Having got together two plates of tubes with little bits of plant and lichen tissue in them, and pulverised them with tungsten beads in a TissueLyser for a couple of minutes at 20 Hz to break open the tissue (thus allowing DNA extraction buffers to get through plant cell walls and into the cell nuclei), there are a few more manual steps before the semi-robotic DNA extraction system that we use at RBGE can come into play.
I was testing two different DNA extraction kits that can easily be used with the system that we have. With the first kit, a DNeasy® Plant kit, the samples were left in 400 μl of lysis buffer (AP1) for an hour or so at 65°C, gently vibrating in one of our ThermoMixers, then placed on ice for about ten minutes after a second buffer (P3) was added. The QIAamp® kit had a rather different protocol, with the samples left 5 hours to overnight in the ThermoMixer at 56°C, in 180 μl of buffer (ATL) and 20 μl of the enzyme proteinase K, and there was no cold precipitation step.

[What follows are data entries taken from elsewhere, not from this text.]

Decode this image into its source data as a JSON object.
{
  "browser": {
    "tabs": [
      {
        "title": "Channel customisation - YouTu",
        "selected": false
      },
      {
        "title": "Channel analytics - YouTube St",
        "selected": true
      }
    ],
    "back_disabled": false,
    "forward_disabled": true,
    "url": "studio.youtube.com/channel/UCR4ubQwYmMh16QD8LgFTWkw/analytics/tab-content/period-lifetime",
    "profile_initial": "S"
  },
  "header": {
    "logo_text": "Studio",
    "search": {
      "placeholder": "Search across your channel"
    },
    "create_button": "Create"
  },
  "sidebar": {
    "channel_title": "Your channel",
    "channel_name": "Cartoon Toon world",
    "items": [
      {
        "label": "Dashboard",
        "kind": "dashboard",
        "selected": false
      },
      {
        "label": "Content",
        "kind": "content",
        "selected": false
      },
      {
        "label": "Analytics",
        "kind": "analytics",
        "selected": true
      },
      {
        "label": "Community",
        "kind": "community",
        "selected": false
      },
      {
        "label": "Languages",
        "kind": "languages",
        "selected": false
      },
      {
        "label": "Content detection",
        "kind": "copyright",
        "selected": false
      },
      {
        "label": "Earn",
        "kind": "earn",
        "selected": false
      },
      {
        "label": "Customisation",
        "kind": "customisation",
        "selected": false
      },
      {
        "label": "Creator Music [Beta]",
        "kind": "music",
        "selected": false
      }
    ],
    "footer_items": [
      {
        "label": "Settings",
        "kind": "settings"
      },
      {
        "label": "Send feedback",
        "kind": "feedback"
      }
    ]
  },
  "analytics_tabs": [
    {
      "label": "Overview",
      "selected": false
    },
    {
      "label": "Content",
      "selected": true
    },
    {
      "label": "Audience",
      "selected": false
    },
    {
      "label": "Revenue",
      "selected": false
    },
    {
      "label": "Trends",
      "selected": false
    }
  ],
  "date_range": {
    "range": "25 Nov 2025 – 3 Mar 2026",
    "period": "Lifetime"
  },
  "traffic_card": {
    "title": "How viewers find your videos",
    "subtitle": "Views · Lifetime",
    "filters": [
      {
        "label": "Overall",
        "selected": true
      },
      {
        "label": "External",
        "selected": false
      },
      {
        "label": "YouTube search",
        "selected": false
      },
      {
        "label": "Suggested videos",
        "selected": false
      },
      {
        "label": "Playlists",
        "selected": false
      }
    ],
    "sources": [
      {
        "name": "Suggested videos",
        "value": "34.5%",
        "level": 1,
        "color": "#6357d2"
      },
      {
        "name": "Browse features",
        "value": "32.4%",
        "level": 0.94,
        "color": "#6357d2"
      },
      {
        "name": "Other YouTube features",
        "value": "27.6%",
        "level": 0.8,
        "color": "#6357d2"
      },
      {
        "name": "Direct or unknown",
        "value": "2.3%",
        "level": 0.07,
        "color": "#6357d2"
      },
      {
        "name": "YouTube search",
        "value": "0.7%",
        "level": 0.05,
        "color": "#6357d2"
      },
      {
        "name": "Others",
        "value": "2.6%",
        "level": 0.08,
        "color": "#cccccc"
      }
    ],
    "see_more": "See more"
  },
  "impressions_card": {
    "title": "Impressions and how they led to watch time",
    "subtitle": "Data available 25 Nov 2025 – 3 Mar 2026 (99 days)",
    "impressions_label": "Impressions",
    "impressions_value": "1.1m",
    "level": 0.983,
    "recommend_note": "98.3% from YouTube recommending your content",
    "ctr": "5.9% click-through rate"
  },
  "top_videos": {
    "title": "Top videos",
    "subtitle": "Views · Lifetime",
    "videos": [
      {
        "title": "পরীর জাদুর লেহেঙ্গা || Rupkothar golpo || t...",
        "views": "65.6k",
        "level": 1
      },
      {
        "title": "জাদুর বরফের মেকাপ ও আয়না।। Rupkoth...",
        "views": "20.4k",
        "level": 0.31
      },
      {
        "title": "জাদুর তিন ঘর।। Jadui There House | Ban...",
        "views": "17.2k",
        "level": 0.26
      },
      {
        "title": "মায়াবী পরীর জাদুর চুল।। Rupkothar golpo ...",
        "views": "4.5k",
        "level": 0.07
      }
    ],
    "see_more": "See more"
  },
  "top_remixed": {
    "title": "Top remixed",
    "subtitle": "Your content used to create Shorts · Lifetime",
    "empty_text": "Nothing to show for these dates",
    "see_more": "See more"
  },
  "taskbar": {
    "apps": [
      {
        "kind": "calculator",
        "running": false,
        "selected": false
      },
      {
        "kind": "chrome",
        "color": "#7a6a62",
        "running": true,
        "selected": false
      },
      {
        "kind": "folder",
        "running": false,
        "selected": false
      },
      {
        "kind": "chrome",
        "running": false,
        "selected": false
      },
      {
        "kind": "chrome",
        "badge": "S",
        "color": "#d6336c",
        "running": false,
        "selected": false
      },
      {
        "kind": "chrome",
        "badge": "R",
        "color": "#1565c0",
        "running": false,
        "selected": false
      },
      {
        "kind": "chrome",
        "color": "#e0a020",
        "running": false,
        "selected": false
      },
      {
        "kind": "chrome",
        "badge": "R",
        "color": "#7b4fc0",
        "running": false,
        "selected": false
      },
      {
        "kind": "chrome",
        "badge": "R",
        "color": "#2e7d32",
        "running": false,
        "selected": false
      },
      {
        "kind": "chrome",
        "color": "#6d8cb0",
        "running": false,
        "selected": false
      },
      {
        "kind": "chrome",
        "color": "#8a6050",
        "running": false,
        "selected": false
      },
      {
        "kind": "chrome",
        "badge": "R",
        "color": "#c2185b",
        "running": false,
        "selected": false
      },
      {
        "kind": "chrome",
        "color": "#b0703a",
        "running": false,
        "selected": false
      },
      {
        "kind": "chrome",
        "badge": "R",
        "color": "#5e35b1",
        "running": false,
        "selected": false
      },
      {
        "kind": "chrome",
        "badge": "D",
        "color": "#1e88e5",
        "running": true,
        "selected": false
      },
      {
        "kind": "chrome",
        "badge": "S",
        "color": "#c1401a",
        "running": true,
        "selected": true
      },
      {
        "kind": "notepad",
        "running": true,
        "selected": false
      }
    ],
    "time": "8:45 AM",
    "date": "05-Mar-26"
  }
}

For both the Plant DNeasy and the QIAamp kits, all the debris (mostly bits of unground tissue, bits of cell walls, and the tungsten balls that were used to grind the tissue) was pelleted at the bottom of the tubes in a centrifuge, and the liquid that was left was pipetted into a new plastic block called an S-block, ready to be placed in the centre of the QIAcube® robot.
From there on, all the liquid transfer is done by the pipette arm of the QIAcube, following programmed instructions, and using the consumables that come with the relevant DNA extraction kits.
Although some of the buffers used are different in each kit, the basic steps are the same: a buffer is added to the DNA extractions in the S-block that will cause the DNA to bind to a silica membrane, and all the fluid is mixed and transferred over to a 96-well capture plate (at the back left of the robot), where a vacuum sucks it through the membrane.
This is followed by several wash steps, where alcohol-rich buffers are sucked through the membrane, washing away impurities while the DNA remains precipitated on the membrane. The alcohol is dried off with another vacuum step, and then the capture plate is picked up and moved over to a position directly above some empty tubes in what is known as an elution plate (at the back right of the robot). An elution buffer (the same buffer, AE, is used in both kits) is added to remove the DNA from the silica membrane, and finally the liquid containing the DNA is vacuumed off the membrane and into the empty tubes.
The next step, in line with our EU-funded SYNTHESYS project objectives, is going to be to look at the quantities and quality of DNA that has been extracted using these two methods, to see if one is quantifiably better for some of the different types of materials that we work with at RBGE. What’s certainly clear so far is that there were more darkly-stained membranes in the QIAamp capture plate (as can be seen in the picture above), and that some of the DNA elutions from the QIAamp kit membranes are also rather strongly coloured.